Qui paie vraiment la restauration des comptes publics ? Crédit Reuters

Atlantico : Qui sont ces 1,8 million de ménages qui devraient sortir de l'impôt sur le revenu ? Ont-ils été particulièrement mis à contribution pour redresser les comptes publics ? Fait-on enfin un geste pour eux ? 

Philippe Crevel : Essentiellement les contribuables imposables du fait du gel du barème, c'est-à-dire à peu près 1,9 million, ces deux ou trois dernières années.

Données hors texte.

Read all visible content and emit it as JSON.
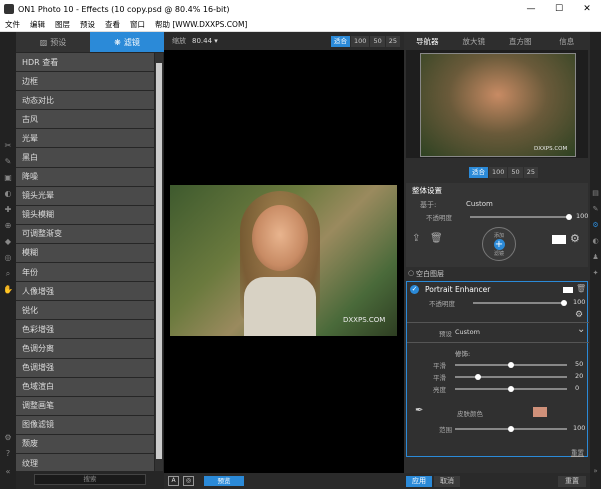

Ils ont des revenus faibles qui vont bénéficier soit de l'exonération soit de l'allègement de l'impôt sur le revenu tel que le prévoit Manuel Valls. L'impôt sur le revenu a beaucoup augmenté ces dernières années, il est passé de 50 à 80 milliards d'euros du fait des plafonnements des niches fiscales, la diminution du plafond du quotient familial, et également l'assujettissement au barème de l'impôt sur le revenu des produits de l'épargne.

Ce sont surtout les classes moyennes qui ont contribué à l'augmentation des rentrées au titre de l'impôt sur le revenu. Le gouvernement centre plutôt sur ceux qui ne payaient pas d'impôt sur le revenu auparavant et qui ont été amenés à le payer du fait du gel du barème pour des montants d'impôts aux alentours de 350 à 800 euros, ce qui n'est pas négligeable. L'impôt sur le revenu va augmenter de 2013 à 2014 de 8%, donc on redonne 1 milliard et on prélève 6 ou 7 milliards d'euros de plus. La générosité a des limites…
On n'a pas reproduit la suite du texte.